Je me sens négligent de n’avoir encore rien dit à propos de Donde 2, un album qui sera probablement relégué à l’insignifiance tant que West refusera de le publier sur une plate-forme autre qu’un jouet glorifié à 200 $. Est-ce que le dossier tout bon? Cela dépend : Quelles sont vos compétences en matière de mixage ? Plus sérieusement, l’album n’est pas beaucoup mieux que ce à quoi on pourrait s’attendre d’une œuvre qui existe pour être vandalisée. Les chansons sont structurellement sans but et la production semble sans enthousiasme, ses moments d’inspiration occasionnels étant principalement noyés dans une mer de ballonnements répétitifs et espacés. Une grande partie de l’itération actuelle de Donda 2 parle du divorce de West (avec Kim Kardashian, il y a un peu plus d’un an) et au niveau des paroles, il frise souvent l’embarras, plein de faux-profonds bons mots comme “bébé, je suis libre, comme un sans-abri”, se lamente sur les arrangements de garde, extrait de dialogue de l’émission de télévision Empireet de vagues fanfaronnades dirigées contre le boo actuel de Kim, Pete Davidson.

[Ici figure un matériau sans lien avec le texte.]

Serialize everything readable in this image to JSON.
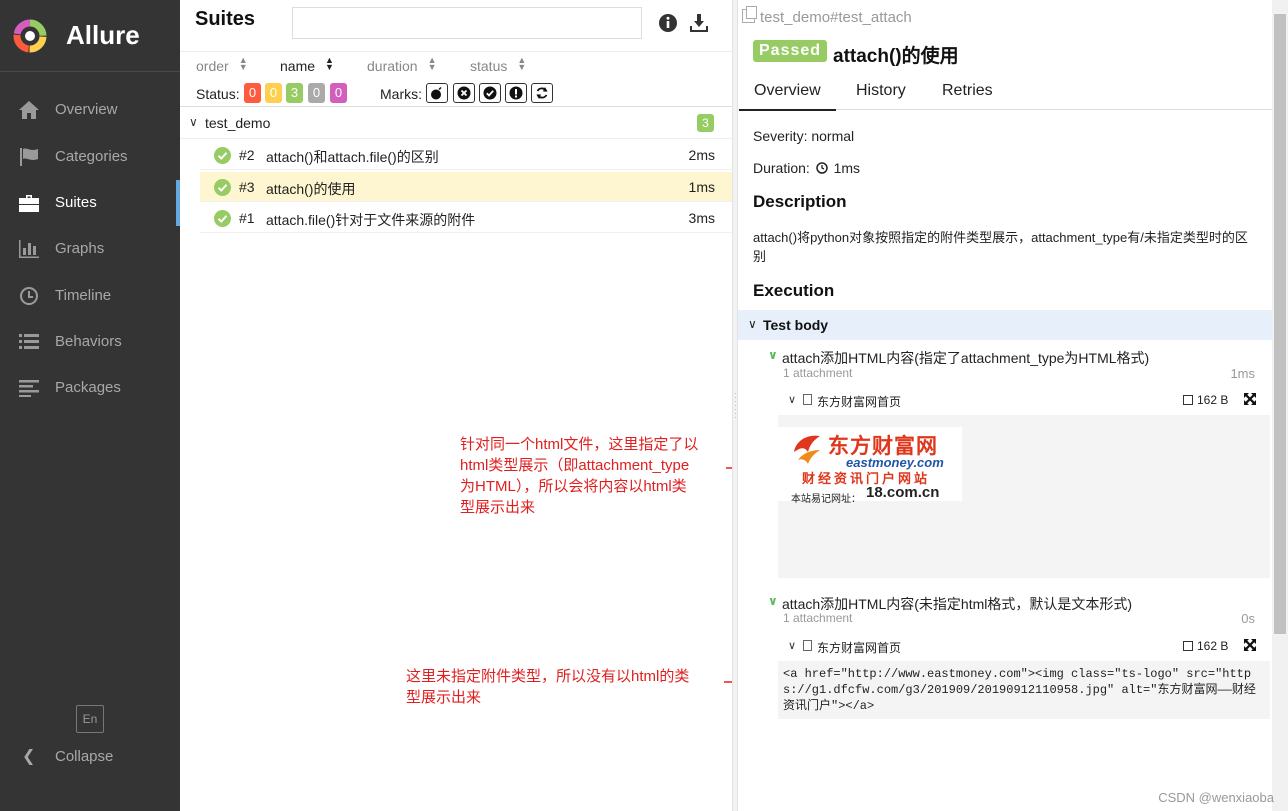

Comme beaucoup de travaux récents de West, Donda 2 m’a fait souhaiter qu’il fasse une pause de quelques années, qu’il se remette en question et qu’il se concentre sur la musique instrumentale. Il est difficile d’entrer dans plus de détails que cela quand il s’agit de parler de ce disque, car la seule façon de savoir comment les morceaux s’appellent est de les écouter via le site Web, ce qui n’est probablement pas la façon dont West veut que je le fasse. écoute le. La plupart, Donda 2 et son emballage coûteux me laisse écouter un gars qui ne se soucie pas de la musique comme il en avait l’habitude, et cela me fait me sentir vieux.